5. Reconciliation of movements in shareholders' funds
2001 2000
The The
Group Group
£ £
Loss for the financial year (1,504,042) (857,573)
Issue of ordinary shares at par 744,871 3,445
Premium on new share issued 2,712,641 (2,412)
(2,412) net of expenses and option scheme)
Net addition/(reduction) to shareholders' fund 1,953,470 (856,540)

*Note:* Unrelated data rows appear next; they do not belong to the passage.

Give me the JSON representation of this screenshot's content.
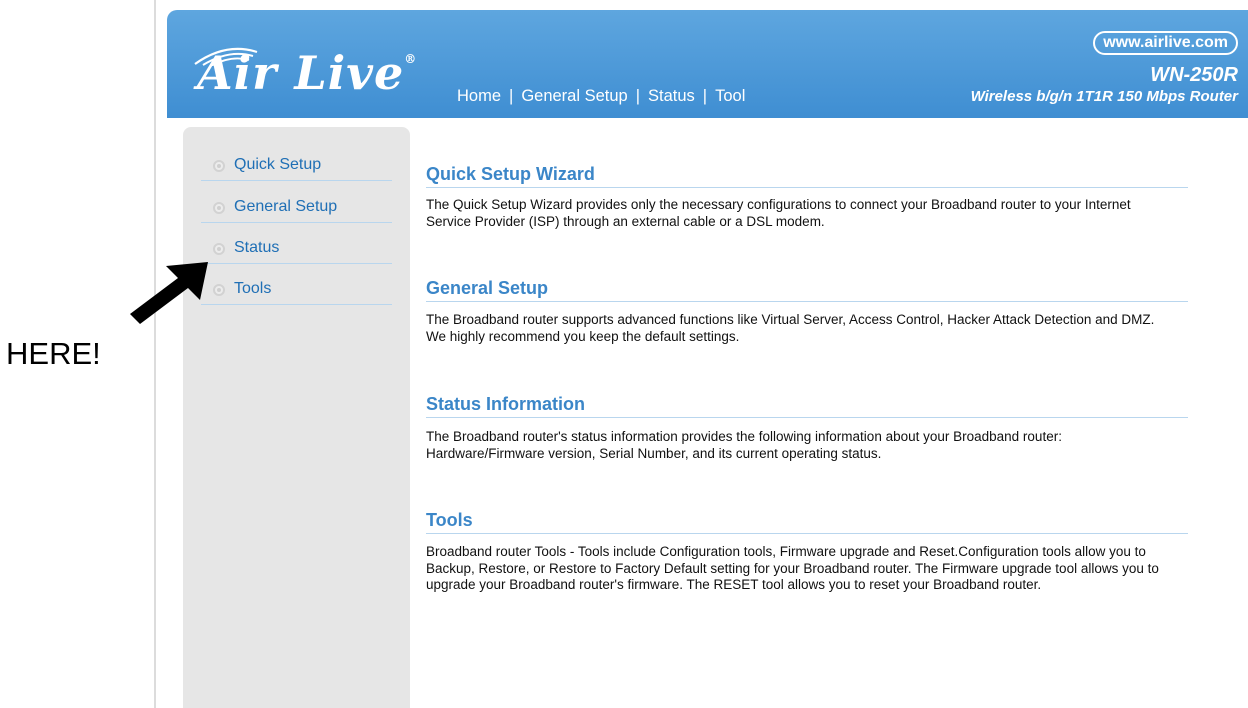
{
  "header": {
    "logo_text": "Air Live",
    "logo_mark": "®",
    "nav": [
      "Home",
      "General Setup",
      "Status",
      "Tool"
    ],
    "nav_separator": "|",
    "url": "www.airlive.com",
    "model": "WN-250R",
    "subtitle": "Wireless b/g/n 1T1R 150 Mbps Router",
    "accent_color": "#4a97d8"
  },
  "sidebar": {
    "items": [
      {
        "label": "Quick Setup",
        "icon": "radio-bullet-icon"
      },
      {
        "label": "General Setup",
        "icon": "radio-bullet-icon"
      },
      {
        "label": "Status",
        "icon": "radio-bullet-icon"
      },
      {
        "label": "Tools",
        "icon": "radio-bullet-icon"
      }
    ]
  },
  "main": {
    "sections": [
      {
        "title": "Quick Setup Wizard",
        "text": "The Quick Setup Wizard provides only the necessary configurations to connect your Broadband router to your Internet Service Provider (ISP) through an external cable or a DSL modem."
      },
      {
        "title": "General Setup",
        "text": "The Broadband router supports advanced functions like Virtual Server, Access Control, Hacker Attack Detection and DMZ. We highly recommend you keep the default settings."
      },
      {
        "title": "Status Information",
        "text": "The Broadband router's status information provides the following information about your Broadband router: Hardware/Firmware version, Serial Number, and its current operating status."
      },
      {
        "title": "Tools",
        "text": "Broadband router Tools - Tools include Configuration tools, Firmware upgrade and Reset.Configuration tools allow you to Backup, Restore, or Restore to Factory Default setting for your Broadband router. The Firmware upgrade tool allows you to upgrade your Broadband router's firmware. The RESET tool allows you to reset your Broadband router."
      }
    ]
  },
  "annotation": {
    "label": "HERE!",
    "arrow_icon": "arrow-pointer-icon"
  }
}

Opening shareholders' funds 1,508,868 2,365,408
Closing shareholders' funds 3,462,338 1,508,868
6. Sundry Information
This preliminary statement, which has been agreed with the auditors, was
approved by the Board on 26th June 2001. It is not the Company's statutory
accounts. Copies of the 2001 Annual Report and Accounts which will be posted
to shareholders shortly or may be obtained from the registered office at
Rosemount House, Rosemount Avenue, West Byfleet, Surrey KT14 6LB.
The statutory accounts for the 2 years ended 30th April 2000 received audit
reports which were unqualified and did not contain statements under s237(2)
or (3) of the Companies Act 1985. The statutory accounts for the year to 30
April 2000 have been delivered to the Registrar of Companies but the 30th
April 2001 accounts have not yet been approved, audited or filed.